Molecules could now be visualized as combinations of atoms which were linked together by the bonding of the electron clouds surrounding each atom. Since the nuclei of these atoms were unaffected by this bonding, the energy associated with molecular combinations was not nuclear energy, but chemical energy.
People were familiar with chemical energy because it was a daily part of their lives and had innumerable practical applications (electricity, combustion, etc.) Nuclear energy was a mysterious new form of energy which only concerned scientists engaged in pure research. But after Rutherford's new formulation of the nature of the atom, scientific experimentation could be directed along more promising paths.
THE TRANSMISSION OF ENERGY
Ever since Christiaan Huygens, in 1690, had propounded the theory that light traveled in waves, other forms of energy were conceived of in similar fashion. It was a useful concept which fitted many experimental results. Different colors of light (the spectrum) were seen as being different because they had different wave lengths. Non-visual energy transmissions; electromagnetic, X-ray, gamma ray, infra-red (heat), and ultra-violet were also different because their wave lengths were different. However, transmission of energy was also sometimes expressed in terms of particles, as in the flow of electrons (electricity), and this, too, was useful in explaining experimental results.

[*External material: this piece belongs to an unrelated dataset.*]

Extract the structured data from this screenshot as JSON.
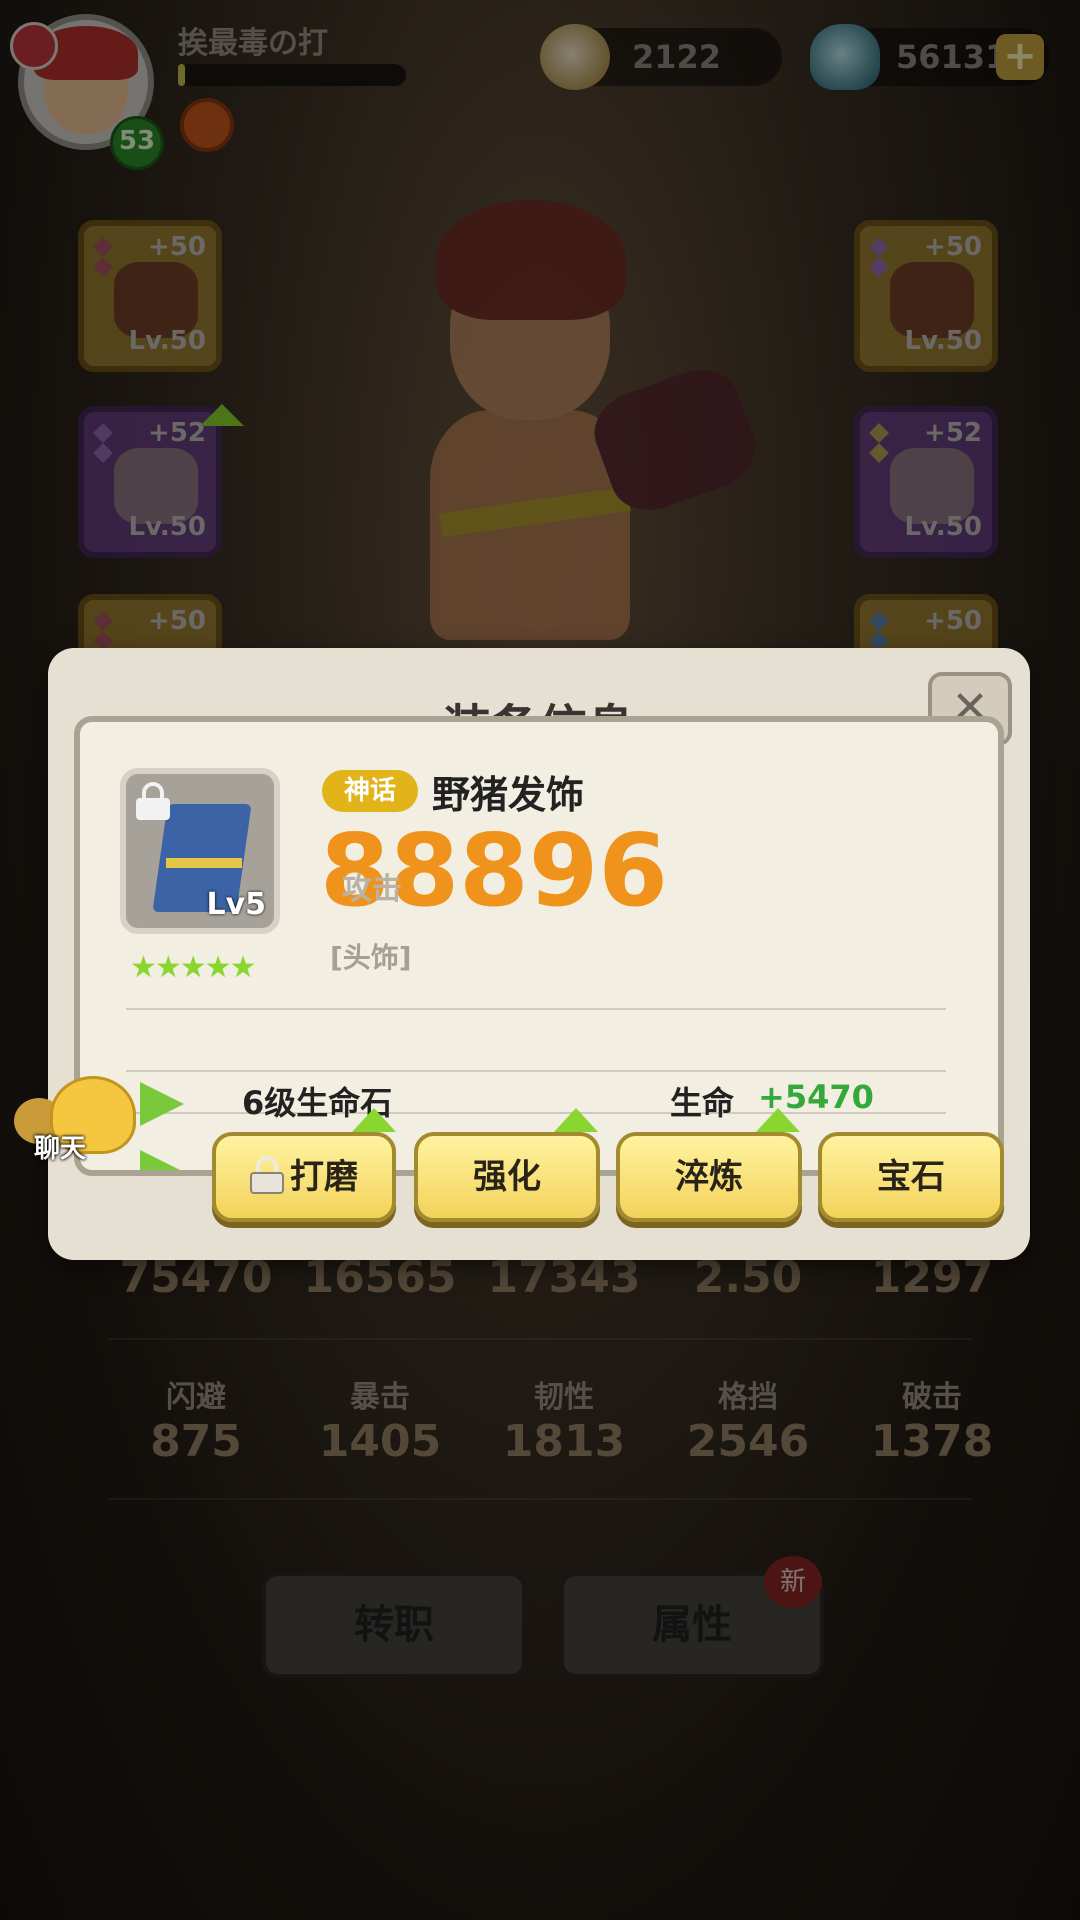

In the year 1900, the physicist Max Planck postulated that electromagnetic energy is emitted in discrete bundles which he called quanta. This also fit certain experimental results, and would lead to the development of quantum mechanics. There seemed to be a contradiction between wave and quantum theory. In 1913, the Danish physicist, Neils Bohr, using Rutherford's planetary concept of the atom, explained the emission of radiation which occurred when an electron shifted its orbit closer to the nucleus in what he referred to as a quantum jump. Both the wave and particle theories continued to be used as visualizations of what was occurring inside the atom.
All of these new ideas concerning energy, mass, and the atom had completely overturned the world of physics. At the turn of the century, scientists were on the brink of startling new discoveries and understandings of the physical world, which even they could not comprehend. Physicists were making observations which could be only explained mathematically, or in terms of a world so infinitesimally small (the inner structure of the atom), that it could not be seen, but only visualized in ways that fit the experimental results. It was clear that there was no longer a distinct separation between matter and energy. They were apparently two different forms of the same thing.